Visualising the cluster structure of data streams

The increasing availability of streaming data is a consequence of the continuing advancement of data acquisition technology. Such data provides new challenges to the various data analysis communities. Clustering has long been a fundamental procedure for acquiring knowledge from data, and new tools are emerging that allow the clustering of data streams. However the dynamic, temporal components of streaming data provide extra challenges to the development of stream clustering and associated visualisation techniques. In this work we combine a streaming clustering framework with an extension of a static cluster visualisation method, in order to construct a surface that graphically represents the clustering structure of the data stream. The proposed method, OpticsStream, provides intuitive representations of the clustering structure as well as the manner in which this structure changes through time.

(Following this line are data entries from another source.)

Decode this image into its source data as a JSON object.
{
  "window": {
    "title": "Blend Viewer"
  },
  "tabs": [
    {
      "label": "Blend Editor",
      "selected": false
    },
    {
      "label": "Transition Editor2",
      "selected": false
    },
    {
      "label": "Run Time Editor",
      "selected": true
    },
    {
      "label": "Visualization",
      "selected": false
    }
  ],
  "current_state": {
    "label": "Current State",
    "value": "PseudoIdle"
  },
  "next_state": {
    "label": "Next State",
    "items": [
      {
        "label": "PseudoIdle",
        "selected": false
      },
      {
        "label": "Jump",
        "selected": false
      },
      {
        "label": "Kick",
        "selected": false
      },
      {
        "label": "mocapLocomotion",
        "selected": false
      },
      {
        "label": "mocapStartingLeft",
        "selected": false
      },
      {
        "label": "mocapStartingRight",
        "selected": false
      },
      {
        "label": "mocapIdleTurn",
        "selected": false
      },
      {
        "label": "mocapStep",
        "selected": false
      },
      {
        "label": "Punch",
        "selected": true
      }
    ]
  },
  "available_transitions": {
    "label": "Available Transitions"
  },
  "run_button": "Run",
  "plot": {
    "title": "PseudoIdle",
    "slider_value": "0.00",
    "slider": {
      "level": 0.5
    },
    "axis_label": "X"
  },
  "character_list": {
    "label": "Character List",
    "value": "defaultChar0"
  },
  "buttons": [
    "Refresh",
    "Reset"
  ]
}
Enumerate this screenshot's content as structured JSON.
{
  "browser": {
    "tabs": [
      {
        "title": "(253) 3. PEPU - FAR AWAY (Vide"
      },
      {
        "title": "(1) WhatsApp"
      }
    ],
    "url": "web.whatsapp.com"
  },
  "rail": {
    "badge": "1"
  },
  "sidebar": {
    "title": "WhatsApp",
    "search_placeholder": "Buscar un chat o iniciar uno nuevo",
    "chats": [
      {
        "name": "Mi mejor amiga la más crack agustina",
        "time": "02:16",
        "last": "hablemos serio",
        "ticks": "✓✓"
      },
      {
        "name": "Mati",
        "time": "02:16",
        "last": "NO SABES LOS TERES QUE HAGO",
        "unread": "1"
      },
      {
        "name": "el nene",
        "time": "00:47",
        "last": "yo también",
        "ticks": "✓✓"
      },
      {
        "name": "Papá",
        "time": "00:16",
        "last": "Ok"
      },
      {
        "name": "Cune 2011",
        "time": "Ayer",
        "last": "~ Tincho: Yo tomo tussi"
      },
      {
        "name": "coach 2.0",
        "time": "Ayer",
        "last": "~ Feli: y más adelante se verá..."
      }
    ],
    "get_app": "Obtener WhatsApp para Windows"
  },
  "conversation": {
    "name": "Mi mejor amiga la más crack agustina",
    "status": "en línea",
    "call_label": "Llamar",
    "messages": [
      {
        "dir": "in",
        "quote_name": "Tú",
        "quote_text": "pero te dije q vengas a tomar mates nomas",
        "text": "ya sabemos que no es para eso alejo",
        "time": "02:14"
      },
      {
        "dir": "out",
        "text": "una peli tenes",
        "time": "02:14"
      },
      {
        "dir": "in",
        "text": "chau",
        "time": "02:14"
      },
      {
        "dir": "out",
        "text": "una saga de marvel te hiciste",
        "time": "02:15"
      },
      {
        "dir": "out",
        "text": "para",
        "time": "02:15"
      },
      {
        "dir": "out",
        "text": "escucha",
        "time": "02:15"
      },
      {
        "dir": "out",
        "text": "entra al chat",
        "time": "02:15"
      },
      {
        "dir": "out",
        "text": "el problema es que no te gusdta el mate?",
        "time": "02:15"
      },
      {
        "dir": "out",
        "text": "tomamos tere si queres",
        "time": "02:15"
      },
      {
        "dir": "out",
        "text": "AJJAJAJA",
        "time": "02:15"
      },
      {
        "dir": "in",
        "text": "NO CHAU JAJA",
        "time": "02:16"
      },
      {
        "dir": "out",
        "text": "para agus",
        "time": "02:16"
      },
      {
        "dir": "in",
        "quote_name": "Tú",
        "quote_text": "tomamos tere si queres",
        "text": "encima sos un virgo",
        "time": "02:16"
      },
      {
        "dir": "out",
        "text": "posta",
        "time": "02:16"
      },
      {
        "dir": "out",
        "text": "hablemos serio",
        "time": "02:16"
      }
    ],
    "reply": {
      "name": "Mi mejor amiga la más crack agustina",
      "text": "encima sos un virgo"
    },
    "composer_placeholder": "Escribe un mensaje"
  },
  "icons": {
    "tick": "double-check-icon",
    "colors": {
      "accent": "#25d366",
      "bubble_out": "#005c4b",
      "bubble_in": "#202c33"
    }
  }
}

Adaptive Consumer Credit Classification

Credit scoring methods for predicting creditworthiness have proven very effective in consumer finance. In light of the present financial crisis, such methods will become even more important. One of the outstanding issues in credit risk classification is population drift. This term refers to changes occurring in the population due to unexpected changes in economic conditions and other factors. In this paper, we propose a novel methodology for the classification of credit applications that has the potential to adapt to population drift as it occurs. This provides the opportunity to update the credit risk classifier as new labelled data arrives. Assorted experimental results suggest that the proposed method has the potential to yield significant performance improvement over standard approaches, without sacrificing the classifiers descriptive capabilities.